8 行目で秘密のメッセージを変数 arr に用意しています。 メッセージは何でも良いのですが、 このプログラムでは Array に 5 つのメッセージが用意されています。

13 行目では rand 命令の結果に変数 i の目印が付きます。 この変数 i が表示する秘密のメッセージを決定します。 なぜなら、14 行目で変数 i の値を変数 arr の Array の添字としており、 その添字に対応するメッセージが後で表示されるからです。 例えば、rand 命令の結果が 0 だとすれば、 表示されるメッセージは 変数 arr の 0 番目の “nya” となります。 また、ここでは表示されるメッセージには変数 s の目印が付きます。

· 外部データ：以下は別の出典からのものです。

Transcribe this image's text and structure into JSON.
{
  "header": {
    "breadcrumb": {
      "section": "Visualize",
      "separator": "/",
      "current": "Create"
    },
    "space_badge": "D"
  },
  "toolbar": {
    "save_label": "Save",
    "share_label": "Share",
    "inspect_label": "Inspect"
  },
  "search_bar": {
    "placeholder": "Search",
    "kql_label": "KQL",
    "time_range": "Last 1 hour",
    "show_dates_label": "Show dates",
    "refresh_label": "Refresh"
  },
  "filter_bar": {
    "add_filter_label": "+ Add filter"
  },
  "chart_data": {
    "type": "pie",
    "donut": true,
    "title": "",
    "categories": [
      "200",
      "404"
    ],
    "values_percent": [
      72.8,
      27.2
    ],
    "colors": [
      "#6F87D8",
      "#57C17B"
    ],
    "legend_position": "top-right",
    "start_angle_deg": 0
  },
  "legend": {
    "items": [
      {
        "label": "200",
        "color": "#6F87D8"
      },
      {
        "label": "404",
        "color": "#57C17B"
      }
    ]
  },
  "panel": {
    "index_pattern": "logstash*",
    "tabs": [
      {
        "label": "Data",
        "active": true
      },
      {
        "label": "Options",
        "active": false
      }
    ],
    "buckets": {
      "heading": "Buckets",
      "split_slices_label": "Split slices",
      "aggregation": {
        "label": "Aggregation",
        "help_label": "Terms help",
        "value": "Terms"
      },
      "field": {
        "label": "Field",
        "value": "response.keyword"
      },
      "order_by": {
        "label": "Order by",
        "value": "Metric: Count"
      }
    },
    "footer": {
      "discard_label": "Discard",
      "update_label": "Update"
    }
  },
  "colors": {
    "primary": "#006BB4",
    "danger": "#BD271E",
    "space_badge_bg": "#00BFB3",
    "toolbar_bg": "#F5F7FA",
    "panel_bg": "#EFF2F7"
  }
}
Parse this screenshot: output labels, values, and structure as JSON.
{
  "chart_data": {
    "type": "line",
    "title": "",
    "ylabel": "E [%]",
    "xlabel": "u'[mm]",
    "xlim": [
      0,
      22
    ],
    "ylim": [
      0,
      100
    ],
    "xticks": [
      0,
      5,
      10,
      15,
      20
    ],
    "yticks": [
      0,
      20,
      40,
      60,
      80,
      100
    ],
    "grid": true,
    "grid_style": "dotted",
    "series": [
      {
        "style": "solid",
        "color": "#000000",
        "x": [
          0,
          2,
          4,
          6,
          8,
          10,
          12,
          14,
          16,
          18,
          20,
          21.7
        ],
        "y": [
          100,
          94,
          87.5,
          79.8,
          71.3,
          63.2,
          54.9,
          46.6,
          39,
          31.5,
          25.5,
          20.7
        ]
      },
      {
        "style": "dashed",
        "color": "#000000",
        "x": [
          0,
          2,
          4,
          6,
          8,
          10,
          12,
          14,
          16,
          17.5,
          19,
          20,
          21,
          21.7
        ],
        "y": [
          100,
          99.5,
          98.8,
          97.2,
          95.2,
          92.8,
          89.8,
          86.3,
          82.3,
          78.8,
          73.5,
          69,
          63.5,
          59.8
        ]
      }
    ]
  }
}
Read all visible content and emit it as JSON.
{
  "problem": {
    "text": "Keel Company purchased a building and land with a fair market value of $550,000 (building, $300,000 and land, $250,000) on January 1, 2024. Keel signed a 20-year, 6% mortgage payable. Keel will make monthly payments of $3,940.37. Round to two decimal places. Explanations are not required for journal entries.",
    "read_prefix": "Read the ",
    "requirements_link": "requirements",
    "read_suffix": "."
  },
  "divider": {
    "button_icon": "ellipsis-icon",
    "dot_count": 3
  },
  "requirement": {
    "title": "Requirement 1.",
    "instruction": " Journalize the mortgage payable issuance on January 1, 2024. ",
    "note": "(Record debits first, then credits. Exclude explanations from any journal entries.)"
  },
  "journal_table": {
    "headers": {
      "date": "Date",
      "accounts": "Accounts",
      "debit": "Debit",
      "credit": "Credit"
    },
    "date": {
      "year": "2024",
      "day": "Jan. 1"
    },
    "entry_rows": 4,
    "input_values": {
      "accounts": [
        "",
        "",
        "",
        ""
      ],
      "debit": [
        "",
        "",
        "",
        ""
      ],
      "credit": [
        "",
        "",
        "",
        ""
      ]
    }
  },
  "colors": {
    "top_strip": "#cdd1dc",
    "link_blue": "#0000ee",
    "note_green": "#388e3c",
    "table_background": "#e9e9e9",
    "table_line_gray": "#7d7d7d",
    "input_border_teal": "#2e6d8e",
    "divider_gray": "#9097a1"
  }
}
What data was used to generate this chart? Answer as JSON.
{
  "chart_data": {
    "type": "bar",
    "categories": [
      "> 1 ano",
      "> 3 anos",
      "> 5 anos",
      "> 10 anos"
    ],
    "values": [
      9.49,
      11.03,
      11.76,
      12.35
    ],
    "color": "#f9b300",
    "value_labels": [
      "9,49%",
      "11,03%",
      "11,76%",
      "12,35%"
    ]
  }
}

bar_echo_improved3.rb のように rand(5) とすると、 その結果は 0-4 のいずれかになります。 変数 arr のデータ数は 5 個なので、 0-4 は変数 arr の Array の添字として使えます。 もし、秘密のメッセージの個数を変える時は rand のパラメーターも変更しなければなりません。

15-18 行は rand の結果や Array から取り出したメッセージを 表示させているだけです。

19 行目は少し難しいですね。 ゆっくり考えてみましょう。 例えば、13行目で rand の結果が 0 になったとしましょう。 そうすると、変数 i は 0 への目印に、 変数 s は “nya” への目印になります。 この時、19 行目は “nya” * rand(10) となります。 これはどういう計算なのでしょうか? 試しに RDE で実行してみましょう。 string_multiply.jpg

何回も実行させると分かりますが、 「nya」が繰り返し表示されますね。 文字列の後ろに「*」と数値が来ると、 文字列を数値の分だけつなげて下さいという意味になります。

下のプログラムでも試してみて下さい。

puts "hoge" * 2
puts "bar" * 3
puts "foo" * 10 + "bar" * 2

19行目は s * rand(10) なので、 rand の結果だけ変数 s のデータ(“nya” やら “nyan” やら)をつなげます。 その結果、同じメッセージが繰り返し表示されます。 20-22 行は分かりますね。 前号の foo5.rb と同じです。